Como está meio frio esta noite, lembrei das sopas que ela fazia, em especial o caldo verde. Descrevi o passo a passo, sentindo o cheiro do paio refogado, da cebola e do alho fritando, a couve fininha murchando no fundo da panela e a batata cozinha e amassada se juntando ao bando. Ao final, azeite.

Com um bom pedaço de pão, essa sopa é dos deuses...

E ela sabia disso.

E o caldo verde me levou ao Almeida, com as paredes de azulejo verde água cobrindo tudo do chão ao teto, piso de tijolão vermelho e aquela cadeira laranja encardida, com os pés de ferro.

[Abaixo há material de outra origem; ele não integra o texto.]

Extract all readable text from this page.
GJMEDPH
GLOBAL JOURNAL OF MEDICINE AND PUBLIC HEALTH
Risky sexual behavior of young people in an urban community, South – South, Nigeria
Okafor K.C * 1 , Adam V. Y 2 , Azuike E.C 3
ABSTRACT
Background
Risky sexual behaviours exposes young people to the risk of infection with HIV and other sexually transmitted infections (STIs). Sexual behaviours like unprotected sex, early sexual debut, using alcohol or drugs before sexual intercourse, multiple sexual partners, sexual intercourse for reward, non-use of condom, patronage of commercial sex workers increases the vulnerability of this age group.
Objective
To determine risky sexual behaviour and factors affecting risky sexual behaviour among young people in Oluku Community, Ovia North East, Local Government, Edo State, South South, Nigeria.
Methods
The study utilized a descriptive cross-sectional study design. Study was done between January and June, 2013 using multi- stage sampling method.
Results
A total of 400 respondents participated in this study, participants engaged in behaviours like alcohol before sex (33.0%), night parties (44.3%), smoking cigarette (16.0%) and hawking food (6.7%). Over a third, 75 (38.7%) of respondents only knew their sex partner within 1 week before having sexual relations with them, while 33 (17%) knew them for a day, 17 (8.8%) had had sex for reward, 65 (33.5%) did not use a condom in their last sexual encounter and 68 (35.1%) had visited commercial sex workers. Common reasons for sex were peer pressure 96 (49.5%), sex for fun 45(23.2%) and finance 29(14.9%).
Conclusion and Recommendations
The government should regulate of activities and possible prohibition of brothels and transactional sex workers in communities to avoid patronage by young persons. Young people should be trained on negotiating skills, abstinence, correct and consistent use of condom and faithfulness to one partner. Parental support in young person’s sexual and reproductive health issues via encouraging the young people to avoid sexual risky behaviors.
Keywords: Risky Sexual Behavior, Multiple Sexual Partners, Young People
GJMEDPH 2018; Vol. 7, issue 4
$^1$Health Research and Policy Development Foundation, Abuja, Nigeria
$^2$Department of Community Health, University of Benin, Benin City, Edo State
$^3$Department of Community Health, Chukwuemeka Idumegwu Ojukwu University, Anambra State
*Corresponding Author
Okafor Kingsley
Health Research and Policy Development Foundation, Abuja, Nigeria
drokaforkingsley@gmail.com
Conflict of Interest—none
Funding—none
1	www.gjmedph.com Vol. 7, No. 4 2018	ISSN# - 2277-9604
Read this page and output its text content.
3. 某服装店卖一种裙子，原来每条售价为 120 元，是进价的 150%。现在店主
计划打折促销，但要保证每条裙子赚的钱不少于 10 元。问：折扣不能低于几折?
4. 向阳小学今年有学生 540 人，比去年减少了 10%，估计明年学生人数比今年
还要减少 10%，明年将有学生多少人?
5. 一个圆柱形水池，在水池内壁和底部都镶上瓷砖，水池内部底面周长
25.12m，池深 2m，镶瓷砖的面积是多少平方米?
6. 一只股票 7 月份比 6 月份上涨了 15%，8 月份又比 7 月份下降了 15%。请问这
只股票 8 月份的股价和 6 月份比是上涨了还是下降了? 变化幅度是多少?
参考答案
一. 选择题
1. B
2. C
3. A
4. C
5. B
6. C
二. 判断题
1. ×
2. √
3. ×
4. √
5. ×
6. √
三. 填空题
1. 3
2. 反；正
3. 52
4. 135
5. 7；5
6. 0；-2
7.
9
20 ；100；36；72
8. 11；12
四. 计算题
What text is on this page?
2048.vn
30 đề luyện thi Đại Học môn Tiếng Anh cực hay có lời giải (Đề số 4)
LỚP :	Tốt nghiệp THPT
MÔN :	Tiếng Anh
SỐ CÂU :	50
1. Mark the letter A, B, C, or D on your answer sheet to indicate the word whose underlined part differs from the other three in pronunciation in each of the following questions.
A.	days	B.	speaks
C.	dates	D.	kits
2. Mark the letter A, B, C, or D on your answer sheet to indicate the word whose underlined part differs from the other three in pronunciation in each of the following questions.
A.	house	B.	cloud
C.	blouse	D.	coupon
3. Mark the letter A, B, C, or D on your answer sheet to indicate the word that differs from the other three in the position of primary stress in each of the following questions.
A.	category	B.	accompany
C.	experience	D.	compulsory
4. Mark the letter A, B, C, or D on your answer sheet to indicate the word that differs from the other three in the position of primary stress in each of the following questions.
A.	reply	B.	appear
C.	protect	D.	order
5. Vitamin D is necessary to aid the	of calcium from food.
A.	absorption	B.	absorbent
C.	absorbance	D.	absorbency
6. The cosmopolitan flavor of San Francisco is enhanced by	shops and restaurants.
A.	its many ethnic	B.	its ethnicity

Toda vez que tinha aniversário, meu irmão e eu enchíamos o rabo de coxinha, refrigerante e maravilha, mas meus pais deixavam um espacinho do estômago para ir ao Almeida depois da festa e pedir um caldo verde ou canja. Lembro dos dois comendo, o Ricardo e eu brincando com o secador de mão de ar quente, enquanto na mesa ao lado tinha um velho barrigudo com a camisa aberta até o umbigo discutindo sobre o Santos com o garçom de calça preta e camisa branca, enquanto chegava o pessoal que saía do teatro municipal depois de uma apresentação, seguido por um povo emendando a balada por lá e por último (mas não menos importante), duas travestis jantando, com o lápis de olho derretido, caras de cansada, sabendo que assim que comerem, voltarão ao trabalho.

A canja era coisa de criança, era sopa de criança. Dela eu não gostava muito, não achava que ela acertava todas as vezes, mas comia mesmo assim, porque mesmo não tirando um 10, ela sempre passava de ano. Meus pais diziam que, quando éramos bebês, ela fazia uma canja com bastante arroz, frango, tomate, cenoura e ovo. Fazia para levar nos restaurantes que visitávamos, para gente não ter que comer a comida do restaurante e passar mal com alguma coisa.

(Eles eram desses...)

Volto para as sopas de adulto, volto para a situação em que me encontro hoje. Ao final da sessão, volto para a lista de coisas que tenho que fazer, comprar e comer para abandonar as coisas ruins que conquistei.

Quem diria que perder seria motivo de orgulho, não é mesmo?

Perder com parcimônia, com resignação.

Não tem mais para onde correr.

Terei que andar.

(e arriscar fazer o caldo verde que minha mãe fazia... sopa de adulto...)


Ribeirão Preto, 13 de julho de 2023.